パチン
今日も私の生活が始まる。
側仕えのメイドが手にした懐中時計の蓋を閉じ、優雅な仕草で私に挨拶をする。
異様に広い廊下を通り。
異様に広い食堂で食事をする。
「◯◯様、スープのお味が気に入られませんでしたか?」
僅かに顰められた眉の形を見て取ったのか。
私の口から制止の言葉が出る前に、パチンという音が響く。
私は食堂のドアを潜ったところで意識を取り戻す。
私はスープを啜る。静かにメイドの方を見て軽く頷く。
彼女は自分の仕事に僅かな齟齬が無い事に安堵したようだ。
彼女は、私に関する仕事でどんな些細なミスも許せないのだから。
そうして何十回か、まるで逆再生を繰り返すような日常を過ごした後。
私は寝台に身を横たえ、薄いネグリジェを着たメイドがベットに忍んでくるのを見ていた。
「なぁ、咲夜」
「なんでございましょうか◯◯様」
「お前はなんで事あるごとに時間を巻き戻すんだ。前は、何時からかは忘れたがそんなに厳しくはなかった筈だと記憶している」
クスリと耳元で忍び笑いが聞こえる。
「私は完璧で瀟洒な従者。ならば仕える方が過ごす日々は完璧で無ければなりません」
「……それはわかる。だが、この完璧な日を、寝る度に全てが巻き戻る日を、一体何時まで続ける気なんだ」
「ご主人様」
眼前に、鼻と鼻が触れる距離まで迫った少女は、どこか誇らしげに濁った笑みを浮かべた。

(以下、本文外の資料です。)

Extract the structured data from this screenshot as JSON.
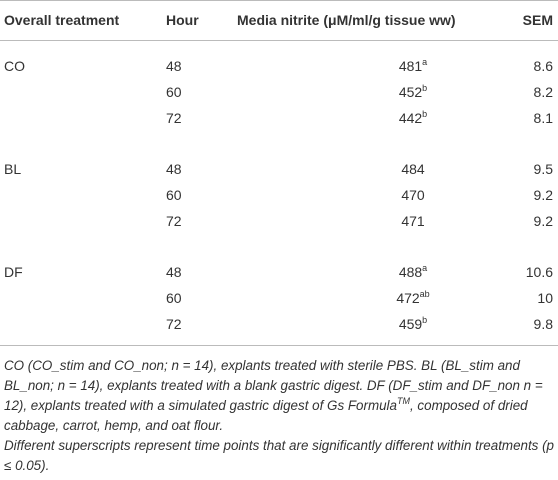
{
  "table": {
    "header": [
      "Overall treatment",
      "Hour",
      "Media nitrite (μM/ml/g tissue ww)",
      "SEM"
    ],
    "groups": [
      {
        "treatment": "CO",
        "rows": [
          {
            "hour": 48,
            "nitrite": 481,
            "sup": "a",
            "sem": 8.6
          },
          {
            "hour": 60,
            "nitrite": 452,
            "sup": "b",
            "sem": 8.2
          },
          {
            "hour": 72,
            "nitrite": 442,
            "sup": "b",
            "sem": 8.1
          }
        ]
      },
      {
        "treatment": "BL",
        "rows": [
          {
            "hour": 48,
            "nitrite": 484,
            "sem": 9.5
          },
          {
            "hour": 60,
            "nitrite": 470,
            "sem": 9.2
          },
          {
            "hour": 72,
            "nitrite": 471,
            "sem": 9.2
          }
        ]
      },
      {
        "treatment": "DF",
        "rows": [
          {
            "hour": 48,
            "nitrite": 488,
            "sup": "a",
            "sem": 10.6
          },
          {
            "hour": 60,
            "nitrite": 472,
            "sup": "ab",
            "sem": 10
          },
          {
            "hour": 72,
            "nitrite": 459,
            "sup": "b",
            "sem": 9.8
          }
        ]
      }
    ]
  },
  "footnote": {
    "text1": "CO (CO_stim and CO_non; n = 14), explants treated with sterile PBS. BL (BL_stim and BL_non; n = 14), explants treated with a blank gastric digest. DF (DF_stim and DF_non n = 12), explants treated with a simulated gastric digest of Gs Formula",
    "sup": "TM",
    "text2": ", composed of dried cabbage, carrot, hemp, and oat flour.",
    "note": "Different superscripts represent time points that are significantly different within treatments (p ≤ 0.05)."
  }
}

「永遠に、です。永遠に続く完璧な日々。これ以上に、主従にとって幸福な人生は存在しません」
私は嘆息すると、そっと隠していた銀のナイフを引きぬいた。
私が、かつてこの場所に存在した屋敷の住人の一人に認められた時、この少女から記念に贈られたもの。
恐ろしくも輝かしい日々だった。どうして、こうなってしまったのだろうか。
だが、これで、全てが終わる。
すまないが、終わらせよう咲夜。
君の作ったリングを壊したら、私も後に続くから。
そして、二人で『家族』に謝りにいこう。